Moreover, upgrading in CKD stage as we observed when enzymatic assays were used in the MDRD formula may be less relevant in routine clinical practice than the downgrading to a lower CKD stage as occurs when a Jaffe assay was used to measure SCr. E.g. a patient whose eGFR is 57 ml/min/1.73 m2 (CKD stage 3a) or 62 ml/min/1.73 m2 (CKD stage 2) when a Jaffe respectively an enzymatic assay is used to examine SCr, probably have similar risks regarding end-stage renal disease, all-cause and cardiovascular mortality. From studies comparing the prognosis associated with the two most commonly used equations to estimate GFR (the MDRD and the Chronic Kidney Disease Epidemiology collaboration equation, CKD-EPI) during a long follow-up (≥7.5 years) we know that individuals reclassified from CKD stage 3a (eGFR 45–60 ml/min/1.73 m2) to no CKD had lower mortality risk than those not reclassified. Moreover, these participants had an equal risk to those classified as no CKD by both formulas [33, 34].

Based on the large batch of evidence in literature showing that alkaline picrate methods are inferior methods to measure creatinine, it is time for laboratories to substitute the alkaline picrate method by enzymatic methods. Moreover, if an increasing number of laboratories apply enzymatic techniques, the number of vendors of commercial enzymatic assays will increase, leading to more competition, which will ultimately reduce the costs of these assays. To bring this in a broader perspective, more accurate and precise measurements of SCr will lead to a reduction of the source of error in GFR estimates and thus errors in the staging of renal failure. Considering the number of patients that are misclassified in this study when using an alkaline picrate technique, clinical laboratories should also consider the implications for overall health costs, since patients are referred based on creatinine based estimates of GFR [35].
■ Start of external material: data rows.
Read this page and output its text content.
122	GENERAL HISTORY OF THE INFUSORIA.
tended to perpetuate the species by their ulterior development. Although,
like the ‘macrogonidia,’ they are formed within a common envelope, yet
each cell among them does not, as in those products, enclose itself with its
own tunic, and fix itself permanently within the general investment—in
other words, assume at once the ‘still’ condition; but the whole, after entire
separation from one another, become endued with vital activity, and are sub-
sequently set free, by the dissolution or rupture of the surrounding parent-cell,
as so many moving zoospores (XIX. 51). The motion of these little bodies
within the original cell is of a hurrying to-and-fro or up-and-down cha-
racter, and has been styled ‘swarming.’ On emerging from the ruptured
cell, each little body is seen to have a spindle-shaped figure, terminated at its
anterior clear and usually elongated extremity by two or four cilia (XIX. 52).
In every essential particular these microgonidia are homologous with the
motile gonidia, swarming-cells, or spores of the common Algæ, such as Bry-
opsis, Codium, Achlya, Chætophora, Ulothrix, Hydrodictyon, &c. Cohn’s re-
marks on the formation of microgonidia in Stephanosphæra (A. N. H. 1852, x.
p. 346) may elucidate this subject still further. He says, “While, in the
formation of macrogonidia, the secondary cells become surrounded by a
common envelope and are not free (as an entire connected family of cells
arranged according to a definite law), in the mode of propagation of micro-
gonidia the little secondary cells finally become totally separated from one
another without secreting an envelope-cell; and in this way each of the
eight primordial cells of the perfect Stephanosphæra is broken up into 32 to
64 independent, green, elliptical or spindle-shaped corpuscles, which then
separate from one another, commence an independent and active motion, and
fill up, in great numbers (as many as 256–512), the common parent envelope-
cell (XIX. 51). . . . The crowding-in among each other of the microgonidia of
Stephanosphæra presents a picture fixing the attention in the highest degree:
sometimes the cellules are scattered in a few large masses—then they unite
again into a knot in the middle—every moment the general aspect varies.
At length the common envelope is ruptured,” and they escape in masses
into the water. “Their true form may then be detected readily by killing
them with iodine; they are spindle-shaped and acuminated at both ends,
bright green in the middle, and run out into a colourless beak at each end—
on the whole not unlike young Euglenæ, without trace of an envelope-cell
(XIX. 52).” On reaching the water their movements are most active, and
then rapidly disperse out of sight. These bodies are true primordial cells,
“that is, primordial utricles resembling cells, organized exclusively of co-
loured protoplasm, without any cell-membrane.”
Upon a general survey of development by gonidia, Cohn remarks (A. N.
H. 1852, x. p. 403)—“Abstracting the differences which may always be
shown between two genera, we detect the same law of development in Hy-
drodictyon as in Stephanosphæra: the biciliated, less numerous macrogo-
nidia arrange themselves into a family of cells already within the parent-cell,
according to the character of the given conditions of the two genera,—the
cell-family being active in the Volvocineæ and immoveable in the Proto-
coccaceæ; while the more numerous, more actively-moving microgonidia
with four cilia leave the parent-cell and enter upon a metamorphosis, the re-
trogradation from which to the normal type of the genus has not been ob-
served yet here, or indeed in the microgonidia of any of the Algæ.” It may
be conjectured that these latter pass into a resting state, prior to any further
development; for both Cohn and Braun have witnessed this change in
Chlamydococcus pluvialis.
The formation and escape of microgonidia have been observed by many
Although this study is a theoretical analysis, it is one of the few illustrating the consequences of variations in SCr measurements on GFR estimation and CKD staging for the individual patient. Since the majority of Dutch laboratories is included and we have a large heterogeneous cohort of patients in which we tested our model, we are able to give a good reflection of the consequences it might have for daily clinical practice. Moreover, we have studied creatinine values on 11 different levels against a strong reference method; and the samples used, were all recent instead of remote samples, which are frequently used in other studies. Selection bias may have occurred, since laboratories with too few analyses in the external quality control program were excluded for further analysis in our patient cohort. Moreover, we applied the MDRD formula in a patient cohort with an age range from 19–106 years. This may have introduced bias since, the MDRD has only been validated for patients from 19–70 years, and underestimates the GFR in patients >70 years. However, in clinical practice, laboratories automatically report eGFR’s each time a creatinine is measured, also in patients older than 70 years, and clinical decision making is often based on these estimates.

Conclusions

In conclusion, accurate and precise measurements of SCr are required for a more reliable estimation of GFR as support for reliable clinical decision making. Enzymatic techniques measure SCr with substantially less variability than Jaffe techniques as compared to ID-MS reference values. This leads to more reliable estimation of GFR and CKD staging. To allow improvement of reliability of eGFR, specific enzymatic techniques to measure SCr are preferable over unspecific Jaffe techniques.